As Australia appeals for clemency for two of its citizens awaiting execution in Indonesia for drug trafficking, the spotlight is once again focused on the practice of state-sanctioned killing as punishment for a range of crimes.
So what are the key facts, figures and arguments surrounding the death penalty?
Is the use of capital punishment increasing or declining? What would account for these trends?
Despite a global trend towards abolition, in 2013, the latest data available from Amnesty International, executions rose by almost 15% over the previous year. The spike of recorded, verifiable executions, according to the organization, were perpetrated by an “isolated group of entrenched executioners, mainly Iraq and Iran.”
Excluding China, for which figures are not known, Amnesty reveals that 778 confirmed executions were carried out in 2013.
However, despite an increase in numbers of executions as a whole, there is a general trend towards abolition, with an increasing number of territories and countries across the globe moving toward moratorium or abolition.
Worst offenders: Which countries execute the most people?
Amnesty reports that 22 countries conducted executions during 2013, one more than in the previous year. Four countries — Indonesia, Kuwait, Nigeria and Vietnam — resumed executions after moratoriums were lifted there.
China, which is believed to execute more prisoners prisoners each year than the rest of the world combined, does not release figures on its executions and thus reliable figures are hard to come by.
While concrete data is difficult to obtain in many countries, Amnesty says that almost 80% of all known executions (which excludes China’s figures) worldwide were recorded in Iran, Iraq and Saudi Arabia.
Earlier this year, Egypt condemned 183 defendants to death in a mass sentencing, triggering international opprobrium and calling the Egyptian justice system into sharp relief.
The United States, which executed 39 people in 2013, is the only G7 country, and the only one of 56 member states of the Organization for Security and Cooperation in Europe, to still use capital punishment.
Which countries have abolished the death penalty?
More than two thirds of countries have struck capital punishment from their statutes, or at least for all practical purposes. In 2013 no executions were recorded in Europe and Central Asia, and the U.S. was the only country in the Americas to execute people in 2013. Only three ASEAN nations — including Indonesia — carried out executions that year. Of the G8, only two — the United States and Japan — executed prisoners.
When do prisoners find out about their impeding execution?
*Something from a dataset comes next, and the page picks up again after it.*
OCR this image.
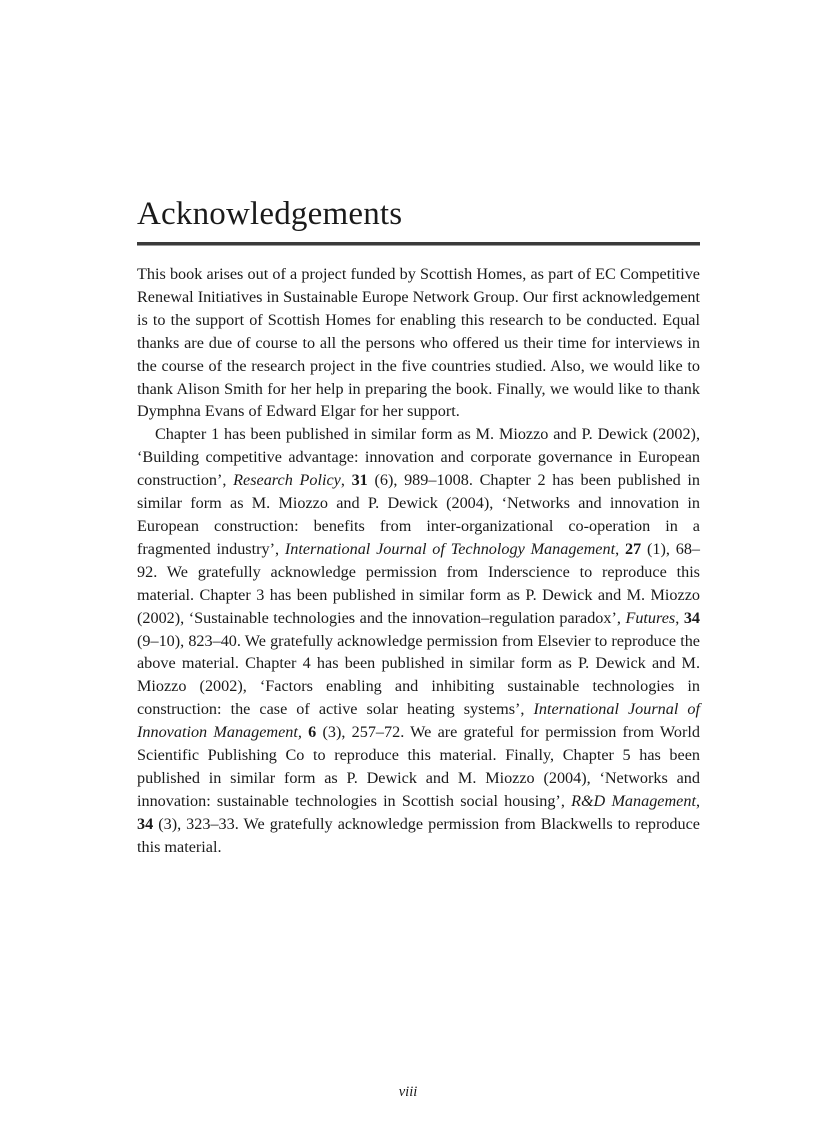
Acknowledgements

This book arises out of a project funded by Scottish Homes, as part of EC Competitive Renewal Initiatives in Sustainable Europe Network Group. Our first acknowledgement is to the support of Scottish Homes for enabling this research to be conducted. Equal thanks are due of course to all the persons who offered us their time for interviews in the course of the research project in the five countries studied. Also, we would like to thank Alison Smith for her help in preparing the book. Finally, we would like to thank Dymphna Evans of Edward Elgar for her support.

Chapter 1 has been published in similar form as M. Miozzo and P. Dewick (2002), ‘Building competitive advantage: innovation and corporate governance in European construction’, Research Policy, 31 (6), 989–1008. Chapter 2 has been published in similar form as M. Miozzo and P. Dewick (2004), ‘Networks and innovation in European construction: benefits from inter-organizational co-operation in a fragmented industry’, International Journal of Technology Management, 27 (1), 68–92. We gratefully acknowledge permission from Inderscience to reproduce this material. Chapter 3 has been published in similar form as P. Dewick and M. Miozzo (2002), ‘Sustainable technologies and the innovation–regulation paradox’, Futures, 34 (9–10), 823–40. We gratefully acknowledge permission from Elsevier to reproduce the above material. Chapter 4 has been published in similar form as P. Dewick and M. Miozzo (2002), ‘Factors enabling and inhibiting sustainable technologies in construction: the case of active solar heating systems’, International Journal of Innovation Management, 6 (3), 257–72. We are grateful for permission from World Scientific Publishing Co to reproduce this material. Finally, Chapter 5 has been published in similar form as P. Dewick and M. Miozzo (2004), ‘Networks and innovation: sustainable technologies in Scottish social housing’, R&D Management, 34 (3), 323–33. We gratefully acknowledge permission from Blackwells to reproduce this material.

viii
This differs from country to country, ranging from an execution date — pending appeals — set at sentencing in the United States, to inmates unaware of their scheduled death until just a few days or hours before being killed, as is the case the Bali 9 as they await their fates in Indonesia.
How are prisoners executed?
Methods of execution range from lethal injection — first adopted in the United States in 1977 — to gassing, hanging, death by firing squad, electrocution and beheading — Saudi Arabia still publicly executes prisoners by decapitating them with a sword.
How accurate are figures on the death penalty?
Amnesty says: “In some countries, it is not possible to obtain reliable data because governments do not make figures for death sentences and executions available, while others actively conceal death penalty proceedings. In countries affected by conflict it is often not possible to obtain sufficient information to confirm whether any executions have taken place.”
How are cases of foreign nationals sentenced to death treated?
Foreigners on trial in countries with the death penalty can be at a disadvantage due to linguistic difficulties and an unfamiliarity with the country’s legal system; however, those arrested abroad are granted consular assistance under the Vienna Convention on Consular Relations (VCCR).
Diplomatic solutions occasionally see prisoners repatriated to serve out sentences — in lieu of execution — in their home countries.
Indeed, the VCCR has been cited in diplomatic attempts to repatriate death row citizens — Mexico invoked the United States’ failure to abide by the convention as reason to repatriate 54 Mexican nationals in death row in the U.S.
However, foreigners often fall foul of some country’s laws — drug trafficking cases are often headline-grabbers — and in some high profile cases, despite diplomatic appeals, politicians choose to go ahead with executions in a bid to appear unwavering in the face of serious crime.
What are the arguments for and against the practice?
Advocates say it is a powerful deterrent against serious crime, while others point to the problems — and cost — of keeping violent offenders in general prison populations. In many countries, justice is seen as served due to the satisfaction of the victims or their families in seeing perpetrators put to death.
Opponents cite the arbitrariness of the death penalty, the fallibility of juries and the problems associated with wrongful conviction. In the United States, there are also claims that there are racial disparities and that African-Americans are overrepresented on Death Row.